Mora(da)
Mora(da) - Mora Dá Arte a Todos is a participatory art project in which four co-creation artist residencies are held in the towns of the municipality of Mora (Brotas, Cabeção, Pavia, and Mora), with the aim of highlighting the unique qualities of the region’s various places and people.
Drawing on the unique characteristics of these territories, four contemporary artists were invited to work with local communities, artists, and organizations, creating new spaces for sharing and creativity. The focus was on collective creation, with the goal of establishing a deep connection between artistic production and local identity.
The public exhibitions of the results were moments of communion and sharing, exploring new ways of accessing contemporary culture in the country’s inner regions.
After two years of work in Mora, we came to know its roads, places, and people. From the streets to the schools, from the squares to the gardens, a shared portrait of this place was created - a new cultural home.
November 2023 - November 2025
Mariana Dias Coutinho
Manuel Tainha
Filipa Almeida
Municipal Council of Mora
Mora School Group
Mora Senior University
De Mão em Mão
Over the course of nine months, artist Rui Horta Pereira got to know Pavia and its residents through various artistic endeavors.
With the participation of day centers Lar de Santa Isabel and Grupo do Andamento, the Santa Casa da Misericórdia de Pavia Choir, and the “As Cachopas” Choir, clay served as a blank canvas. This gave rise to cubic sculptures that carry drawings of the community’s inner worlds - the things they love and the places they hold in their memories.
The final exhibition, held at the town bandstand, brought generations together around a table where everyone was invited to play: connecting ideas, understanding the links between different fragments, building, exploring, or summoning stories. It served as a pretext to activate memory, foster dialogue, bring out laughter, and encourage people to speak up.
Sussurro da Água
From informal gatherings in the village of Brotas - at day cares, in cafés, on the streets, and in places where people come together - the artist collected memories, poems, stories, and feelings tied to water and the land.
In workshops with the residents, they reflected on “What makes Brotas a place of affection?” Using natural pigments, each participant painted a symbol of their relationship with the land. The result was a circular painting on fabric, where words, drawings, and gestures intersect to form an affective map of the village. The legend of Nossa Senhora de Brotas paved the way for a spiritual imagination that, through the hands of the residents of the Lar da Associação de Reformados de Brotas, took shape in a small altar of clay sculptures. The artist’s encounter with the local potter, José Ramalhão, led to a sharing of practices and reflections on working with clay, from which three ceramic pieces emerged.

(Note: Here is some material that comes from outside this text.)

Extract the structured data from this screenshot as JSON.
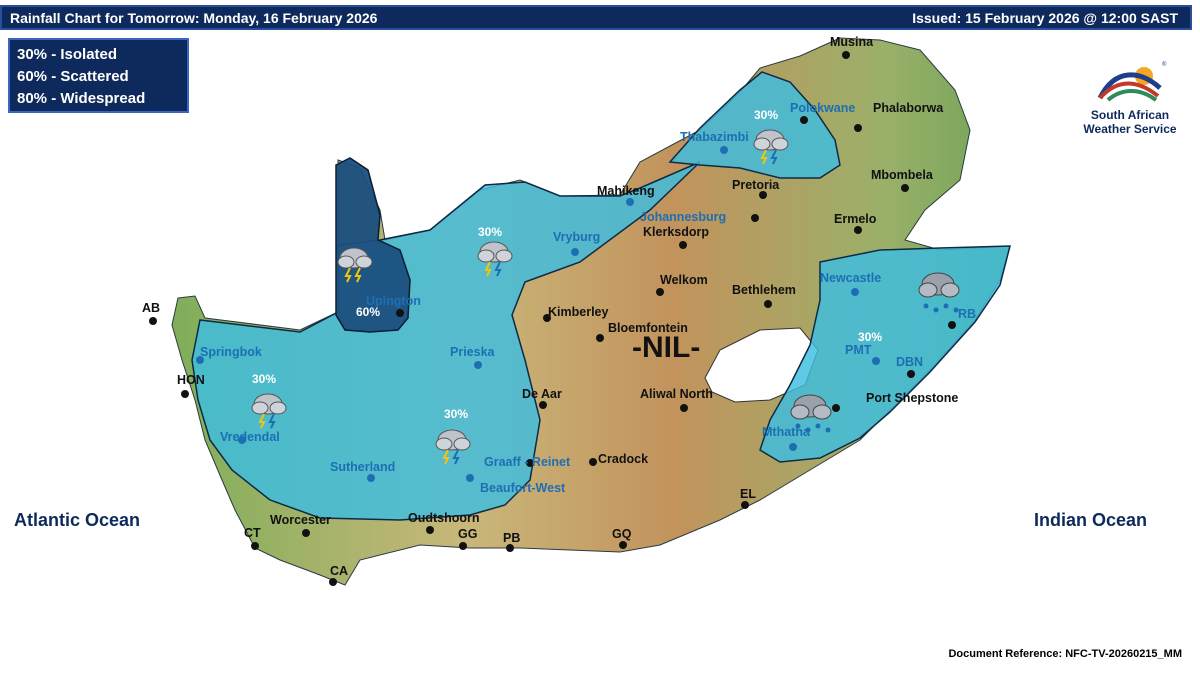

The project culminated in an exhibition at the village’s old laundry sink - a washhouse and gathering place - where the created pieces were displayed and local songs and poems were shared by the singing group Grupo de Cantares de Brotas and by the poet, Luís Lino. The works invited a collective listening, attentive to the shapes of memory.
Ponto Casa
The artist conducted a residency based on a study of local traditions, artists, crafts, and materials, and developed a project in collaboration with the local community.
In the initial phase, open discussion sessions were organized at the Casa da Cultura for everyone to attend, focusing on the cultural needs of the area, the history of this space, and possibilities for the future.
Students from the theater group at the Mora Elementary and Secondary School were invited to participate in the project. Drawing from the photographic archive of António Gonçalves Pedro (1927–1999), a local photographer unknown to the young people, we looked at the places of our daily lives and traced the outlines of these images in charcoal on linen. The embroidery group from the Associação de Reformados Pensionistas e Idosos de Mora shared local embroidery, textiles, and songs that inspired the creative process and were presented in the final exhibition.
The Casa da Cultura, designed by architect Manuel Tainha, the artist’s grandfather, hosted the exhibition Ponto Casa, where he presented his original work in dialogue with the results of the process of engagement with the Mora community.
Cabeção no Coração
The artist began the project by conducting an emotional survey of the residents of Cabeção, using “Dream Boxes” containing questions about their hopes, dreams, and memories.
A series of workshops were developed with the Senior University, where the women of Cabeção shared their inner worlds by creating postcards using collage, painting, and drawing; writing messages to loved ones who are far away; and making sculptures out of modeling clay of personal objects.
These experiences with the local population led to the discovery of a photographic archive belonging to the Cabeção Cultural, Sports, and Recreational Center (CCDRC) that depicted local life in the 1970s and 1980s. These images served as a catalyst for connecting with the community, the places, and the people of Cabeção.
The residency culminated in the exhibition “Open Museum”, which opened in April 2024 at the Cabeção Cultural Center. The results of the workshops were presented, along with a fanzine about the process and an installation of cutouts illustrating the relationship with the community. The walls were filled with archival photographs and testimonies from the local population—pages of a book in progress, in which people were invited to interact and map the history of the village.